See? That's really easy! If you wanted to move up to more complicated ideas, you could talk about using the opportunity of record low borrowing costs to make needed, long-overdue investments in critical American infrastructure. Instead, Congress seems determined to convince the world that America shouldn't be allowed to borrow at all, except at highly punitive rates. It might also be a good idea to confirm appointees to the Federal Reserve board who know a thing or two about how labour markets work. Instead, Congress is blocking nominees for sport, citing debasement of the currency while 10-year inflation expectations are under 2%. And while the very same legislators muse publicly about how an American debt default might not be so bad after all.

It's inexcusable. And it is a direct result of a leadership in Washington that is too small-minded to see the danger it's courting by recklessly pursuing a foolish ideological agenda.
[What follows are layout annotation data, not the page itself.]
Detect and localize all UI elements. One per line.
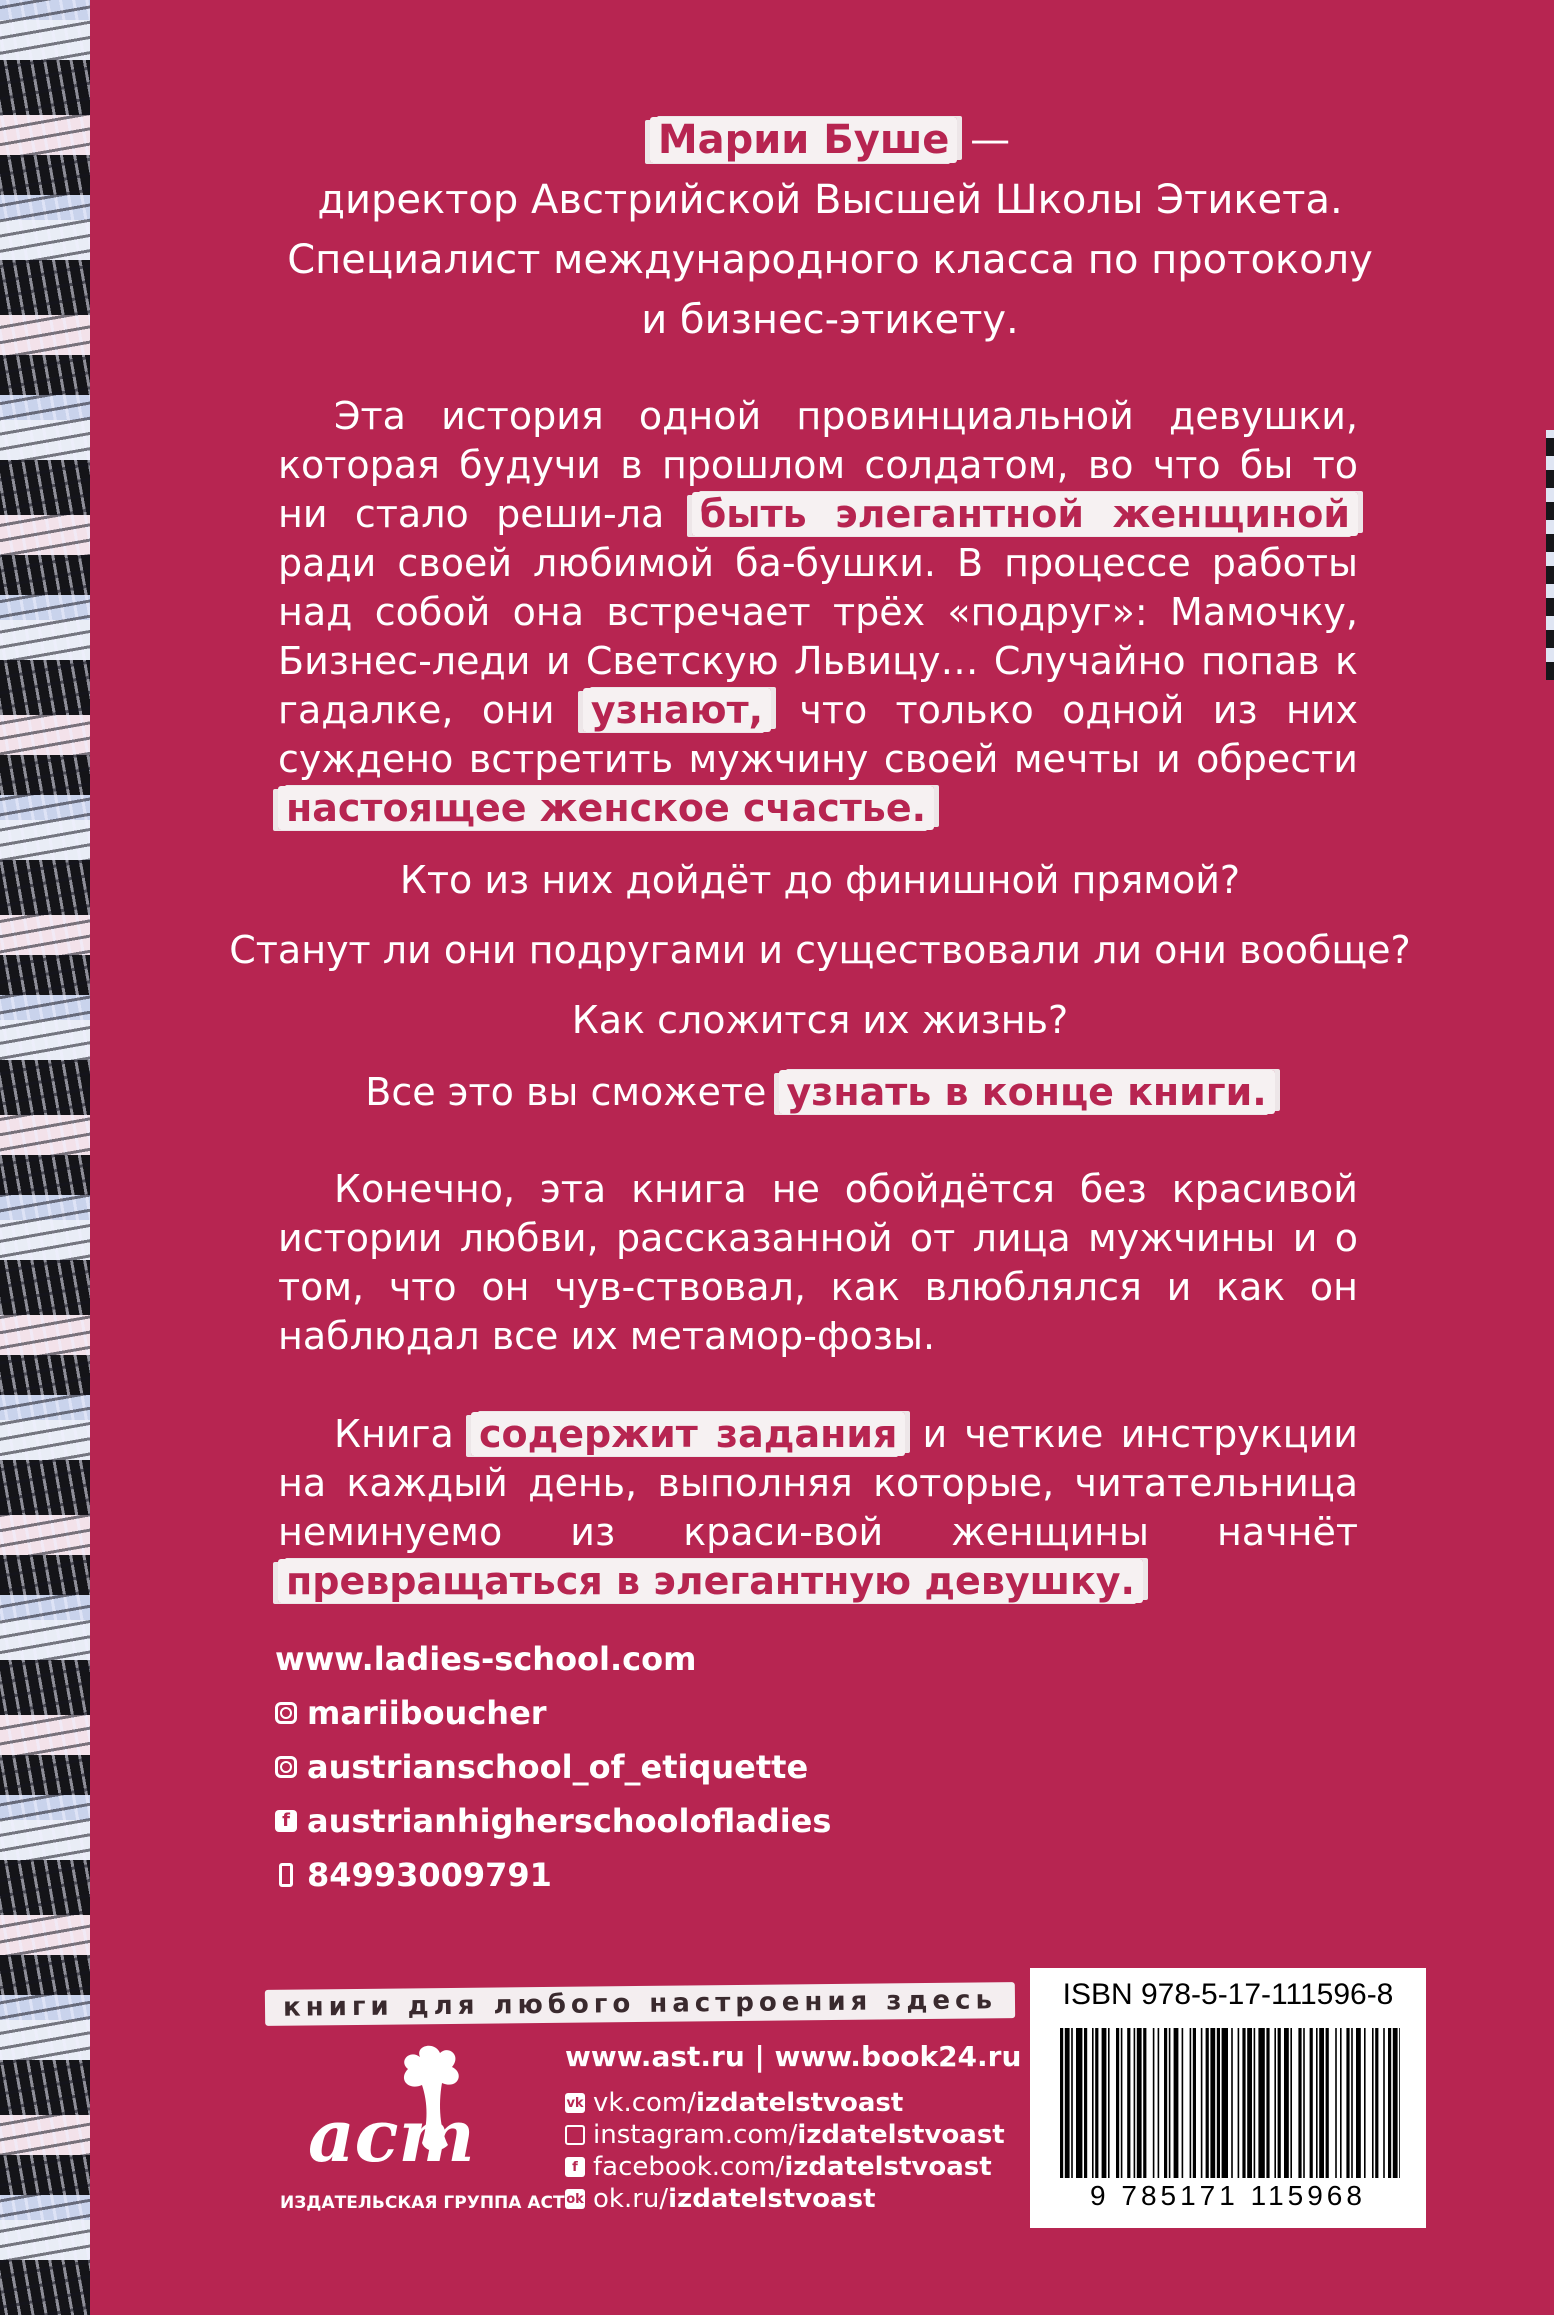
- ok-icon: ok: [565, 2189, 585, 2209]
- vk-link[interactable]: [565, 2088, 903, 2118]
- phone-contact[interactable]: [275, 1856, 552, 1894]
- ast-logo: [290, 2035, 490, 2185]
- text: что только одной из них суждено встретить мужчину своей мечты и обрести: [278, 688, 1358, 781]
- tasks-paragraph: [278, 1410, 1358, 1606]
- author-dash: —: [970, 117, 1011, 163]
- author-intro: [280, 110, 1380, 350]
- link-prefix: instagram.com/: [593, 2120, 798, 2150]
- instagram-icon: [565, 2125, 585, 2145]
- instagram-icon: [275, 1702, 297, 1724]
- text: Эта история одной провинциальной девушки, которая будучи в прошлом солдатом, во что бы то ни стало реши-ла: [278, 394, 1358, 536]
- facebook-link[interactable]: [565, 2152, 992, 2182]
- phone-icon: [275, 1864, 297, 1886]
- author-line-2: Специалист международного класса по протоколу: [287, 237, 1373, 283]
- text: ради своей любимой ба-бушки. В процессе работы над собой она встречает трёх «подруг»: Мамочку, Бизнес-леди и Светскую Львицу… Случайно попав к гадалке, они: [278, 541, 1358, 732]
- question-2: Станут ли они подругами и существовали ли они вообще?: [229, 928, 1411, 972]
- contact-label: mariiboucher: [307, 1694, 547, 1732]
- instagram-icon: [275, 1756, 297, 1778]
- highlight-elegant: быть элегантной женщиной: [692, 492, 1358, 536]
- website-link[interactable]: www.ladies-school.com: [275, 1640, 697, 1678]
- instagram-contact-2[interactable]: [275, 1748, 808, 1786]
- author-line-3: и бизнес-этикету.: [641, 297, 1019, 343]
- text: Все это вы сможете: [365, 1070, 779, 1114]
- question-3: Как сложится их жизнь?: [571, 998, 1069, 1042]
- text: и четкие инструкции на каждый день, выполняя которые, читательница неминуемо из краси-вой женщины начнёт: [278, 1412, 1358, 1554]
- contact-label: austrianschool_of_etiquette: [307, 1748, 809, 1786]
- love-story-paragraph: Конечно, эта книга не обойдётся без красивой истории любви, рассказанной от лица мужчины и о том, что он чув-ствовал, как влюблялся и как он наблюдал все их метамор-фозы.: [278, 1167, 1358, 1358]
- link-handle: izdatelstvoast: [797, 2120, 1005, 2150]
- text: Книга: [334, 1412, 471, 1456]
- author-name-line: [280, 110, 1380, 170]
- question-4: [180, 1067, 1460, 1117]
- highlight-tasks: содержит задания: [471, 1412, 905, 1456]
- ok-link[interactable]: [565, 2184, 876, 2214]
- isbn-digits: 9 785171 115968: [1090, 2180, 1366, 2211]
- link-handle: izdatelstvoast: [668, 2184, 876, 2214]
- highlight-happiness: настоящее женское счастье.: [278, 786, 934, 830]
- link-prefix: vk.com/: [593, 2088, 696, 2118]
- highlight-transform: превращаться в элегантную девушку.: [278, 1559, 1143, 1603]
- instagram-link[interactable]: [565, 2120, 1005, 2150]
- highlight-end-of-book: узнать в конце книги.: [779, 1070, 1275, 1114]
- contact-label: austrianhigherschoolofladies: [307, 1802, 832, 1840]
- question-1: Кто из них дойдёт до финишной прямой?: [399, 858, 1241, 902]
- highlight-learn: узнают,: [583, 688, 771, 732]
- isbn-label: ISBN 978-5-17-111596-8: [1062, 1978, 1394, 2011]
- barcode-icon: [1060, 2028, 1400, 2178]
- publisher-group: ИЗДАТЕЛЬСКАЯ ГРУППА АСТ: [280, 2193, 565, 2213]
- link-prefix: ok.ru/: [593, 2184, 669, 2214]
- facebook-icon: f: [275, 1810, 297, 1832]
- tweed-fabric-strip: [0, 0, 90, 2315]
- facebook-icon: f: [565, 2157, 585, 2177]
- story-paragraph: [278, 392, 1358, 833]
- link-prefix: facebook.com/: [593, 2152, 785, 2182]
- instagram-contact-1[interactable]: [275, 1694, 547, 1732]
- author-name: Марии Буше: [650, 117, 958, 163]
- author-line-1: директор Австрийской Высшей Школы Этикета.: [317, 177, 1343, 223]
- contact-label: 84993009791: [307, 1856, 552, 1894]
- isbn-barcode-box: [1030, 1968, 1426, 2228]
- facebook-contact[interactable]: [275, 1802, 831, 1840]
- publisher-sites[interactable]: www.ast.ru | www.book24.ru: [565, 2040, 1022, 2073]
- ast-logo-text: аст: [308, 2093, 475, 2178]
- vk-icon: vk: [565, 2093, 585, 2113]
- link-handle: izdatelstvoast: [784, 2152, 992, 2182]
- tweed-edge-right: [1546, 430, 1554, 680]
- publisher-slogan: книги для любого настроения здесь: [282, 1985, 998, 2023]
- slogan-strip: [265, 1982, 1015, 2026]
- link-handle: izdatelstvoast: [696, 2088, 904, 2118]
Right now, Angela Merkel doesn't look like the leader Europe needs to spare it a wrenching crisis. Jean-Claude Trichet looks like the wrong man in the wrong place at the wrong time. Barack Obama looks like a man who picked a fight he couldn't finish. John Boehner looks to be too worried for his political future to cow a caucus apparently hungry for catastrophe.

One wants to shout at them: stop screwing around! Lives and livelihoods are on the line! Nothing good will come of a return to recession, to saying nothing of a new financial meltdown. And yet, the trifling continues. Sometimes history gives us individuals equal to troubling circumstances. Sometimes it doesn't, and the world suffers. Maybe everything will turn out all right. Shame on the leaders of Europe and America for working so diligently to ensure that it doesn't.